In short, too much money has been chasing too few goods — a classic definition of rising inflation. The consumer price index shot up to 7% at the end of 2021 from just 1.4% in the prior year. It’s the fastest increase since 1982.
The Fed never saw it coming.
In December 2020, the central bank predicted inflation would rise less than 2% in 2021. As inflation kept rising, Powell and other senior Fed officials brushed off the increase as “transitory.”
Their argument: Inflation would shoot up briefly as the economy fully reopened, people went about their lives again and there was an explosion in pentup demand. Then inflation would taper off rapidly.
What the Fed missed was the ongoing bottlenecks in supply chains tied to the pandemic. It was hard for businesses to get enough supplies on time or at reasonable prices. And the bottlenecks only got worse due to fresh coronavrus outbreaks and crushing demand.

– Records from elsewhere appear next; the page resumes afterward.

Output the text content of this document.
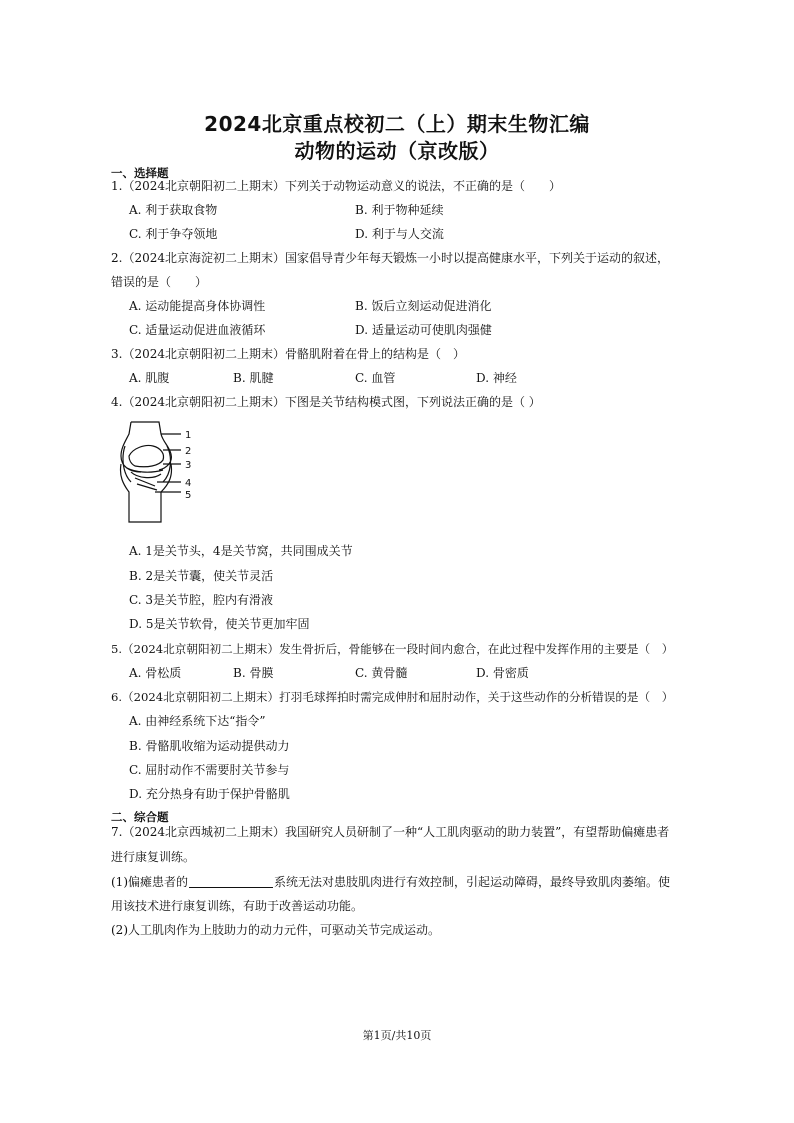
2024北京重点校初二（上）期末生物汇编
动物的运动（京改版）
一、选择题
1.（2024北京朝阳初二上期末）下列关于动物运动意义的说法，不正确的是（　　）
A. 利于获取食物	B. 利于物种延续
C. 利于争夺领地	D. 利于与人交流
2.（2024北京海淀初二上期末）国家倡导青少年每天锻炼一小时以提高健康水平，下列关于运动的叙述，
错误的是（　　）
A. 运动能提高身体协调性	B. 饭后立刻运动促进消化
C. 适量运动促进血液循环	D. 适量运动可使肌肉强健
3.（2024北京朝阳初二上期末）骨骼肌附着在骨上的结构是（　）
A. 肌腹	B. 肌腱	C. 血管	D. 神经
4.（2024北京朝阳初二上期末）下图是关节结构模式图，下列说法正确的是（ ）
1
2
3
4
5
A. 1是关节头，4是关节窝，共同围成关节
B. 2是关节囊，使关节灵活
C. 3是关节腔，腔内有滑液
D. 5是关节软骨，使关节更加牢固
5.（2024北京朝阳初二上期末）发生骨折后，骨能够在一段时间内愈合，在此过程中发挥作用的主要是（　）
A. 骨松质	B. 骨膜	C. 黄骨髓	D. 骨密质
6.（2024北京朝阳初二上期末）打羽毛球挥拍时需完成伸肘和屈肘动作，关于这些动作的分析错误的是（　）
A. 由神经系统下达“指令”
B. 骨骼肌收缩为运动提供动力
C. 屈肘动作不需要肘关节参与
D. 充分热身有助于保护骨骼肌
二、综合题
7.（2024北京西城初二上期末）我国研究人员研制了一种“人工肌肉驱动的助力装置”，有望帮助偏瘫患者
进行康复训练。
(1)偏瘫患者的	系统无法对患肢肌肉进行有效控制，引起运动障碍，最终导致肌肉萎缩。使
用该技术进行康复训练，有助于改善运动功能。
(2)人工肌肉作为上肢助力的动力元件，可驱动关节完成运动。
第1页/共10页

‘It raises the risk that high inflation will be more persistent,” he said.
Another problem: A surprising labor-market shortage.
Millions of people the Fed expected to go back to work didn’t. Companies were forced to scramble for labor and raise wages. Hourly pay is rising at a 4%-plus yearly pace — the fastest in decades. That’s also adding to the upward pressure on prices.
These problems aren’t going away anytime soon.
The Fed finally recognized the severity of the problem last fall. Powell retired the use of the word ‘transitory” after it became the butt of jokes and senior officials vowed to get inflation under control.
The bank sped up its plan to end its monthly bond purchases and signaled it would raise interest rates several times in 2022. Less than six months ago, the Fed didn’t foresee any rate hikes this year.
“Having been slow to start reining in [asset purchases] and hiking rates, the Fed may have little choice to go with stronger medicine as it tries to put the inflation genie back in the bottle,” said Matthew Sherwood, global economist at the Economist Intelligence Unit.
The accelerated Fed timetable has weighed U.S. stocks early this year after a record-breaking runup. Equities have tumbled in 2022 and market strategists predict a rocky year for stocks.
The trick for the Fed is getting inflation back under control without harming the economy, analysts say.
The Fed itself predicts inflation will slow to 2.6% in 2022, using its preferred PCE price measure. Powell said the supply bottlenecks will eventually go away and the economy will no longer be addled by government stimulus or ultra-low interest rates.
“Our objective is to get inflation back down to 2%,” Powell said.